Look at me! I’m so sexy:)
If you are looking at wanting to homestead, I strongly recommend that you do your research. Watch Alaska the Last Frontier, the Kilcher clan’s life is not an easy one. Read blogs, articles, and books on homesteading. There is a lot of valuable advice out there to let you know of the perils and triumphs of a lifestyle that is not for everyone.
Simple advice if you want to try homesteading:
- Have a plan. Planning is key to making homesteading work. The nearest town may be many miles away. That quick trip to the store may take you forty-five minutes or more just to get there. And another forty-five or so to get back home. Thinking about ordering a pizza? Be prepared to go get it. Delivery? Not likely. Making lists, setting priorities and knowing what your goals are will guide you with your planning.

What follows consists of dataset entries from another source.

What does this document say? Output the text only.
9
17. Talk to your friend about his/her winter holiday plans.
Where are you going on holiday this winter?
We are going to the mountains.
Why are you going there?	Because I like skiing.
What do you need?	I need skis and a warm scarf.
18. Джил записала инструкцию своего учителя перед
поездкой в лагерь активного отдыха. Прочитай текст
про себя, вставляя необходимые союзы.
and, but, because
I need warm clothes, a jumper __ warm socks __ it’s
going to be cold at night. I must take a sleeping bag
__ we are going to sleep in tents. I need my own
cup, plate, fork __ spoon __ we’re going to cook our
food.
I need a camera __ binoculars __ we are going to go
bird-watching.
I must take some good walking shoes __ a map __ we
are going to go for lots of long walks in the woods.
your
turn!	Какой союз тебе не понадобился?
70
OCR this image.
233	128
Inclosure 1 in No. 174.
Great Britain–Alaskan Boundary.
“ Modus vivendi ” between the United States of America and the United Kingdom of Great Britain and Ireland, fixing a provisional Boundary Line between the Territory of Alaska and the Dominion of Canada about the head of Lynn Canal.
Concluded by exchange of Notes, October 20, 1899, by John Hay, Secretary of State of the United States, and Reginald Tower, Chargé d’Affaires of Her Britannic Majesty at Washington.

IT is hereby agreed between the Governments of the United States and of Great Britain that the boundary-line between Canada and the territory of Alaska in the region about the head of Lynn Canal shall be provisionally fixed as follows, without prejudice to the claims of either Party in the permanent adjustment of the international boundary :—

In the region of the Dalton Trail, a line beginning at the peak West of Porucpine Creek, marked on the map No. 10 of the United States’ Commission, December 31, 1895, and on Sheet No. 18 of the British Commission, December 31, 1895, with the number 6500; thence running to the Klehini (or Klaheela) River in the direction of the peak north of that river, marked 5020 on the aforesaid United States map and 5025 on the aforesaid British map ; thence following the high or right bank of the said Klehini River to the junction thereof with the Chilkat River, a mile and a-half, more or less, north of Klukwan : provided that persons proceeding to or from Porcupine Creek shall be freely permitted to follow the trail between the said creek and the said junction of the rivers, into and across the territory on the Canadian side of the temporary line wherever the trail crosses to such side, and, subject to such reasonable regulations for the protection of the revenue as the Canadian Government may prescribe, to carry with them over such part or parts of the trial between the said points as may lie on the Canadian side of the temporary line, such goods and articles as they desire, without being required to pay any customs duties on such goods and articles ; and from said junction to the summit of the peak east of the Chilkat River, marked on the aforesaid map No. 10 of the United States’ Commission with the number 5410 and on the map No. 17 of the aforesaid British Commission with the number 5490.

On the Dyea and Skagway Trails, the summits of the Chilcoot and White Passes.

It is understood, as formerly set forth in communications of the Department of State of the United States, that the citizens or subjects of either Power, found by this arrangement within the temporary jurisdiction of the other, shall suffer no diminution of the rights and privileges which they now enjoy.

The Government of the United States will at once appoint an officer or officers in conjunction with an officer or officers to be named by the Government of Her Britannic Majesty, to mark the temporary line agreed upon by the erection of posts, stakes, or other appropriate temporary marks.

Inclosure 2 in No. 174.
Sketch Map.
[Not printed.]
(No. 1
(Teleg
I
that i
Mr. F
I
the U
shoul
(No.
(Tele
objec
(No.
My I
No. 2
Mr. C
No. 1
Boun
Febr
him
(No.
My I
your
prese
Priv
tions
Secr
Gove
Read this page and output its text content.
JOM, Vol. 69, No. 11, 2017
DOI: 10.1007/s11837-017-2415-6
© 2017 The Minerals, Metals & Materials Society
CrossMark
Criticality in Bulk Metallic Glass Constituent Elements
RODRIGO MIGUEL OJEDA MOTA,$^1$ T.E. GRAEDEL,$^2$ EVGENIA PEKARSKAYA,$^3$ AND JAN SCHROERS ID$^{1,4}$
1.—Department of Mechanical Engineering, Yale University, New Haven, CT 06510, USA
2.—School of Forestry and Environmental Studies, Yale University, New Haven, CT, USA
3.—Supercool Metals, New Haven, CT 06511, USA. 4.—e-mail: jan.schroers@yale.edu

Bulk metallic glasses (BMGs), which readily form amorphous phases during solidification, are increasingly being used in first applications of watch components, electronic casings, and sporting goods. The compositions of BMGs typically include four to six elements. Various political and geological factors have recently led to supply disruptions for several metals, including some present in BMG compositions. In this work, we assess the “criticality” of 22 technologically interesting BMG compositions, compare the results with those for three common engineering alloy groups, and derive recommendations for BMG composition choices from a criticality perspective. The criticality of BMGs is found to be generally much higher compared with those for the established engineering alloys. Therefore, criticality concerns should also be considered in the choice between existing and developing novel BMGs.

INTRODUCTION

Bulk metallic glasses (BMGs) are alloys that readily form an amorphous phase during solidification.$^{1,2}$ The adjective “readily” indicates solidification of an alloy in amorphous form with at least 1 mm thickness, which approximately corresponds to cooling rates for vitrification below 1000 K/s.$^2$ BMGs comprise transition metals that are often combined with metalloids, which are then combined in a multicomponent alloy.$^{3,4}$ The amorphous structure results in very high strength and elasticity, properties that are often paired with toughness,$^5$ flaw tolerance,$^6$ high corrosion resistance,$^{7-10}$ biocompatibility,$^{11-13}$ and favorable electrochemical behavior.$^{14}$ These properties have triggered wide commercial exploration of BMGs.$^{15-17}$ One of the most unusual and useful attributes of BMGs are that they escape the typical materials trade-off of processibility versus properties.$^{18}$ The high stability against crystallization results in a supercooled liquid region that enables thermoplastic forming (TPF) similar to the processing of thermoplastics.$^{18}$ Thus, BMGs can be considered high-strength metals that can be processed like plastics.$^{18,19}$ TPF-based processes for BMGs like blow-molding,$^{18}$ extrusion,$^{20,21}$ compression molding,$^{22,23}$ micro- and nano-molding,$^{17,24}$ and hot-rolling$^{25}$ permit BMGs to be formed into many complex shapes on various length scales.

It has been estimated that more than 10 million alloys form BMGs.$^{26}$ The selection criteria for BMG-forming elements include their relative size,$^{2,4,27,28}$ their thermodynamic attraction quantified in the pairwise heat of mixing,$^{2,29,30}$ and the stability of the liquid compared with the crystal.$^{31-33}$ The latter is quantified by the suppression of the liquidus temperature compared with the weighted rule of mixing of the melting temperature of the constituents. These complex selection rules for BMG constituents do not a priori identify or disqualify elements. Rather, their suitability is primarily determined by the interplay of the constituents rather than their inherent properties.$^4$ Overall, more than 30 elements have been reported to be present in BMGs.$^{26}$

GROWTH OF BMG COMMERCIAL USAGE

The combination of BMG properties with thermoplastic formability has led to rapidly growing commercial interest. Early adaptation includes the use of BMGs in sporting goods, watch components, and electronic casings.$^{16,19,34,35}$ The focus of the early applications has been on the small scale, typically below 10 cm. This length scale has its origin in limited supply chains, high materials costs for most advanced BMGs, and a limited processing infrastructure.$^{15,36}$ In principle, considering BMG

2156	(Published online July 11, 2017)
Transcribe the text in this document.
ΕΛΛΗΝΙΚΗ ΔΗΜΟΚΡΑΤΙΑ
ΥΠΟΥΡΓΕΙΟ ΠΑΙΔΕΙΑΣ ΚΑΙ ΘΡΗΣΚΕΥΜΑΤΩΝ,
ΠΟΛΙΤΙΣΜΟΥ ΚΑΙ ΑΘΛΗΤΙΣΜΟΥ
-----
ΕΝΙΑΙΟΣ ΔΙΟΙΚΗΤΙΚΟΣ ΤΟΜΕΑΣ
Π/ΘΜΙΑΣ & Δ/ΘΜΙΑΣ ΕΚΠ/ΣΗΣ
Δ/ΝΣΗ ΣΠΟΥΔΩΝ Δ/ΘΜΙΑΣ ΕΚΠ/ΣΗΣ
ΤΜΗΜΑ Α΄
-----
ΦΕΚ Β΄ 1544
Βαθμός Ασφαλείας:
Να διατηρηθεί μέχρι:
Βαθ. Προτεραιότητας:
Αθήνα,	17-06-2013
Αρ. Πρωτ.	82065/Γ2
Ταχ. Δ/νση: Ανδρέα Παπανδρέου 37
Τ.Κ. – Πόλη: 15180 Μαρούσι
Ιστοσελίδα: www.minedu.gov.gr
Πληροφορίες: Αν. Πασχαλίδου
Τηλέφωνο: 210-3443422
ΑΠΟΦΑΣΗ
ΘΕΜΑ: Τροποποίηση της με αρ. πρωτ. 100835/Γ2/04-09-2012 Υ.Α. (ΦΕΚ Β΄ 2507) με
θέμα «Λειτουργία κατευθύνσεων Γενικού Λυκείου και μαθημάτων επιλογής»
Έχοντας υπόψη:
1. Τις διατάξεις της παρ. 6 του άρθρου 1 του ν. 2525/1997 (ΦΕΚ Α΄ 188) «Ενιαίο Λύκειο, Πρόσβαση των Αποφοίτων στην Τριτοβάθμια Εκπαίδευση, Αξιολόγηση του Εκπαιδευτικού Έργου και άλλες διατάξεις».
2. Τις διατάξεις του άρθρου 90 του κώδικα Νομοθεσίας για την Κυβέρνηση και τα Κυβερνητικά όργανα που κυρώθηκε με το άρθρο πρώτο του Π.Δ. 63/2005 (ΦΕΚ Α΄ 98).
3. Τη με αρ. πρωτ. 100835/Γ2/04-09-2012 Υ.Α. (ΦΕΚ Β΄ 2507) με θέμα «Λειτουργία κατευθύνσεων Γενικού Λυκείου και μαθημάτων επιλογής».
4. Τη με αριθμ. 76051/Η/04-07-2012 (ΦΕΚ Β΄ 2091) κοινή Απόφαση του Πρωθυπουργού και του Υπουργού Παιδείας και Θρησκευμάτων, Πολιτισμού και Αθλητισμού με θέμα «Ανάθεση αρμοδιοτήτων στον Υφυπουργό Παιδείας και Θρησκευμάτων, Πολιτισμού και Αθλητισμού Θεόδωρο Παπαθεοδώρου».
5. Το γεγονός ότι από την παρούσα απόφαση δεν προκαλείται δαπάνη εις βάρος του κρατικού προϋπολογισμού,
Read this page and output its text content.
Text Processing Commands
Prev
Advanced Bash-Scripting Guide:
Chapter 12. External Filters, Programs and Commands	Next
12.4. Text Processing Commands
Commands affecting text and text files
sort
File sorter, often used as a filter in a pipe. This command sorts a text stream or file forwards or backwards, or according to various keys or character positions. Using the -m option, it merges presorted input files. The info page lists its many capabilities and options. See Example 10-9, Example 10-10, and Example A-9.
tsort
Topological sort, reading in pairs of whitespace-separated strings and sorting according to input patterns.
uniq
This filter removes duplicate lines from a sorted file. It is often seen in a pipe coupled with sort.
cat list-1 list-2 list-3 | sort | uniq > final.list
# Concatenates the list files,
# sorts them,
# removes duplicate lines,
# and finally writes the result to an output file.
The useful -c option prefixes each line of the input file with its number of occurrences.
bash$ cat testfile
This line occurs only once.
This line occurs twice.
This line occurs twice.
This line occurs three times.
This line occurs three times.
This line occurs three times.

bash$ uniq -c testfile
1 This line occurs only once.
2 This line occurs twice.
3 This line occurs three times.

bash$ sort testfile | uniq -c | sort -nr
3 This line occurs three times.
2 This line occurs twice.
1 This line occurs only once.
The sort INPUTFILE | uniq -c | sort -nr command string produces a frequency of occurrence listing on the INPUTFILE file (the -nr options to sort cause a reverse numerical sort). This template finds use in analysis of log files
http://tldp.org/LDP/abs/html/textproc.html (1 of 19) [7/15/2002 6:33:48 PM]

- Don’t go into debt. Getting started in homesteading can be expensive. The seeds you buy or the plants you bought to grow your own food may not grow. The weather may rain on your parade of crops to the point they rot making all your efforts fruitless. Plan…for the unknown.
- Start small. When you first begin homesteading the tendency may be to go big. For example, if you want to grow your own vegetables, start with some raised beds and see what will grow and what won’t. You don’t need to invest in an expensive tractor with all the implements only to have all those seeds you planted with your “must have” machine have a germination rate of 20%. Take a step by step approach to becoming self sufficient. Small steps lessen the pain of failure, but those small steps provide valuable insight into growth for future successes.
Homesteading can be a wonderful way of life. There are a lot of blogs devoted to homesteading filled with advice and how-to’s. Subscribe to some. Interested in bees? Join a beekeepers organization. Want to raise cows? Find a cattlemen s’ association to belong to. You’ll gain knowledge about the industry and meet new friends. Visit a farmer’s market. Talk with the vendors there and ask questions. Most are more than willing to share their knowledge with you.